4. Before changing a dirty diaper, always remove Baby’s socks.
Wiggles and squirms are common in babies. Quite a bit. This is something I can assure you of. A poopy sock is the last thing anyone wants.
5. Buckle them into the car seat at least 20 minutes after they’ve eaten.
I had no idea how much babies vomit up. Don’t rush to feed your infant before rushing to get out of the house on time. Bring extra burp rags if you do.
6. It’s fine to do whatever you need to get some rest.
You can keep your baby in your room or co-sleep with you for as long as you like. Don’t ruin a good thing if your baby sleeps better next to you in bed than in her cot.
7. Burp for 30 seconds extra if you think you’ve gotten all the burps out.
Nobody enjoys having a half gallon of baby puke dumped all over them after they’ve just been fed due to a stubborn air bubble.
8. Join a play group to get out of the house.
It is not for the development of your baby’s sociability. It’s for the sake of your own sanity. It’s also a fantastic chance to meet other new moms.
9. When your infant screams in Target, the vast majority of people will not blink.
It may make you feel self-conscious, but you’d be amazed how few other people are troubled by it.
10. There is no such thing as a correct answer.
Whatever your grandmother or four-kids-mother friend thinks. And if things don’t go as planned, you’ll know what to expect next time.
11. When the baby arrives, everything you think you know about parenting will be thrown out the window.
Do you think you know what gas discomfort is all about? Or perhaps newborn fevers? Or what to do with a newborn all day? Surprise! Life with a baby isn’t always what you expect. As a result, master the art of going with the flow.
- What do first time parents need to know?
Here are some basics to keep in mind:
– Before handling your baby, wash your hands (or use hand sanitizer).
– Support the head and neck of your child.
– Never shake your newborn, whether in play or in frustration.
– Make sure your child is safely secured in the carrier, stroller, or car seat.
- What do new parents struggle with the most?
New parents virtually uniformly mention lack of sleep, little or no sex, and conflict about shifting new responsibilities as relationship difficulties.
- What milestones occur during the first year of life?
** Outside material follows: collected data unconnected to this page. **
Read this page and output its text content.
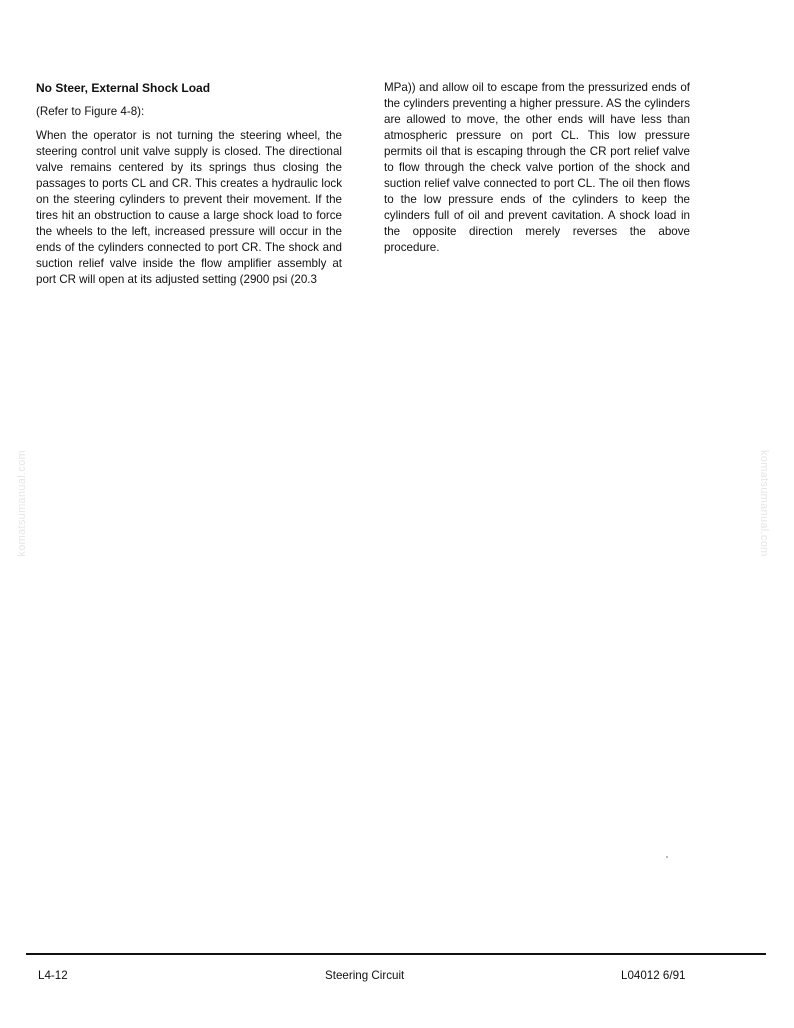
No Steer, External Shock Load

(Refer to Figure 4-8):

When the operator is not turning the steering wheel, the steering control unit valve supply is closed. The directional valve remains centered by its springs thus closing the passages to ports CL and CR. This creates a hydraulic lock on the steering cylinders to prevent their movement. If the tires hit an obstruction to cause a large shock load to force the wheels to the left, increased pressure will occur in the ends of the cylinders connected to port CR. The shock and suction relief valve inside the flow amplifier assembly at port CR will open at its adjusted setting (2900 psi (20.3

MPa)) and allow oil to escape from the pressurized ends of the cylinders preventing a higher pressure. AS the cylinders are allowed to move, the other ends will have less than atmospheric pressure on port CL. This low pressure permits oil that is escaping through the CR port relief valve to flow through the check valve portion of the shock and suction relief valve connected to port CL. The oil then flows to the low pressure ends of the cylinders to keep the cylinders full of oil and prevent cavitation. A shock load in the opposite direction merely reverses the above procedure.

komatsumanual.com	komatsumanual.com
L4-12	Steering Circuit	L04012 6/91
Your baby will grow and develop at an incredible rate during the first year of life. By 5 to 6 months, her weight will have doubled, and by her first birthday, it will have tripled. And she’s always learning something new. Rolling over, sitting up, standing, and possibly walking are examples of major accomplishments known as developmental milestones.
- What questions do new parents have?
The following are some of the most often asked questions by new parents:
– How long do you think I’ll be in the hospital?
– What happens once I’m released from the hospital?
– I’m not sure how I’m going to get my baby home.
– What if my child requires special attention?
– What is the source of my baby’s crying?
– What can I do about my crying baby?
– What is colic, and how can I deal with it?
– What is the best way to change my baby’s diaper?